Most people won’t recall the first day of primary school. A sea of new faces, new rules, new routines and new information, all racing through the immature brain at a hundred miles an hour, little of it sticking with any permanence – at least not for the first few weeks. Most people won’t remember to whom they spoke on the first day at school; whether it was a child who was to grow into a friend or just one of many faceless classmates who would eventually drift off into the far reaches of the school experience. Perhaps there will be, for some, a glimmer of a memory of a tearful, wretched goodbye to a parent at the school gates, the very first real separation marking the beginning of a series of many.
Most children readily absorb school life; they relish the learning opportunities presented. That first day becomes the first week, and then a month, a year. Our infant education whizzes by and suddenly we are moving rapidly into the junior years and beyond. Friendships are cemented, the shared background of metamorphosis from child to teenager makes for deep bonds, the like of which are rarely repeated in later life. The innocence and freshness of youth sparks dreams of what might be waiting for us around the corner as adults, a place none of us know but most, in their teens, would claim to be familiar with. Clutching at a medley of half-formed views and childish interpretations of the world, we are united in youth by a lack of real life knowledge and, simultaneously, a belief that we are more than capable of going it alone.
I do remember the very first person I spoke to at primary school. Her name was Fiona and she was a one-off; a live wire, filled with intelligence and passion, topped off with an unruly mop of brown curls. We became best friends, and remained so throughout much of primary school. Once in secondary education we slowly disconnected, each of us becoming welded to new groups of friends but always retaining the close, unmistakeable childhood bond we had sealed on our very first day at school all those years earlier.
When she was aged seventeen, Fiona was murdered, very brutally. Her death has haunted me almost every day since I became aware of it, when I recognised her face on the front page of the local paper, a patchy look-alike created by a police artist. It was the week before Christmas, December 18th, in 1993.
Today I went for a run, up through the parks and close to the border of the Peak District. It is twenty-one years exactly since Fiona was killed – years that I have been lucky enough to live, and she has not. As I stopped to take in the view at the top of a hill, I took note of my health, my vitality, my age; that I have made it to thirty-nine, am fortunate enough to have two beautiful daughters, and have friends and family who I love. So many things that have shaped me over the last twenty-one years ran through my mind; the music I have listened to, nights out I’ve had, holidays I’ve enjoyed, sunrises I have witnessed, snow I have played in, seas I have swum in, books I have read, people I have met, films I have seen, laughter I have shared, love I have known, goals I have reached, tears I have cried.
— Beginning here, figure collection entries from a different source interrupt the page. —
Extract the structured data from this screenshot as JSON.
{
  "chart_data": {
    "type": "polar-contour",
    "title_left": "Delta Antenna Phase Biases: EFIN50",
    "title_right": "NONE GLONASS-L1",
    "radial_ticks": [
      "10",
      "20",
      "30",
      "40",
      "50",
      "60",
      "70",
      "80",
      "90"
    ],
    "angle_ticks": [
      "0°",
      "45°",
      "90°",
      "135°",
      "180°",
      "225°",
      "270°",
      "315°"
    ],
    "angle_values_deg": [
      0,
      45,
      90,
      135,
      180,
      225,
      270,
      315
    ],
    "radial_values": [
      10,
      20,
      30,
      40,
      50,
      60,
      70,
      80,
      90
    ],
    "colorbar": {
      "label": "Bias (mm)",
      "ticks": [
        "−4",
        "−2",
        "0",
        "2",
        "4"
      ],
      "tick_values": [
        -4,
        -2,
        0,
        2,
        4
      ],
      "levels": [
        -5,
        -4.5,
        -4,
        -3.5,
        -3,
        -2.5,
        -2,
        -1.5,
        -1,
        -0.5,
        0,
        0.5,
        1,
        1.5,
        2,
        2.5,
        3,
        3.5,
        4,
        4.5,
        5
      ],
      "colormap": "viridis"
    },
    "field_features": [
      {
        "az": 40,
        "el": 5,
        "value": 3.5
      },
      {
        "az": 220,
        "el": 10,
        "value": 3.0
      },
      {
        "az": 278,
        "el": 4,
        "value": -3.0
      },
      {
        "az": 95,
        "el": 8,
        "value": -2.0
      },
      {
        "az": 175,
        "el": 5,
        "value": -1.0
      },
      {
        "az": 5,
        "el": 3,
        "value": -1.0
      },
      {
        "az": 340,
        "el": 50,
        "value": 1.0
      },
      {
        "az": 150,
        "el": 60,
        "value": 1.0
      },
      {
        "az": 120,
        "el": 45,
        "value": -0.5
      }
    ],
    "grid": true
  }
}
And for a few moments, I categorically understood just how precious this one life is with which we are granted. How fast it goes, how easily it can be snatched away and how, once it has gone, it has done so forever. It’s so important that we make every day count, that we don’t wait until tomorrow before we make the changes that will get things moving in the direction we want. Too many people never have the chance to see their dreams realised – those of us who do should try our very best to make sure they happen.
I have always known that Fiona’s chance to shine was just waiting for her, if only she had made it just that bit further in her life. At eighteen I didn’t fully grasp the monstrosity that her death amounted to, the tragedy that losing someone at such a young age is. As I have grown older, I have felt it acutely, year on year. And the only sense I have come to make of it is that her death should serve as a reminder of what a gift life actually is.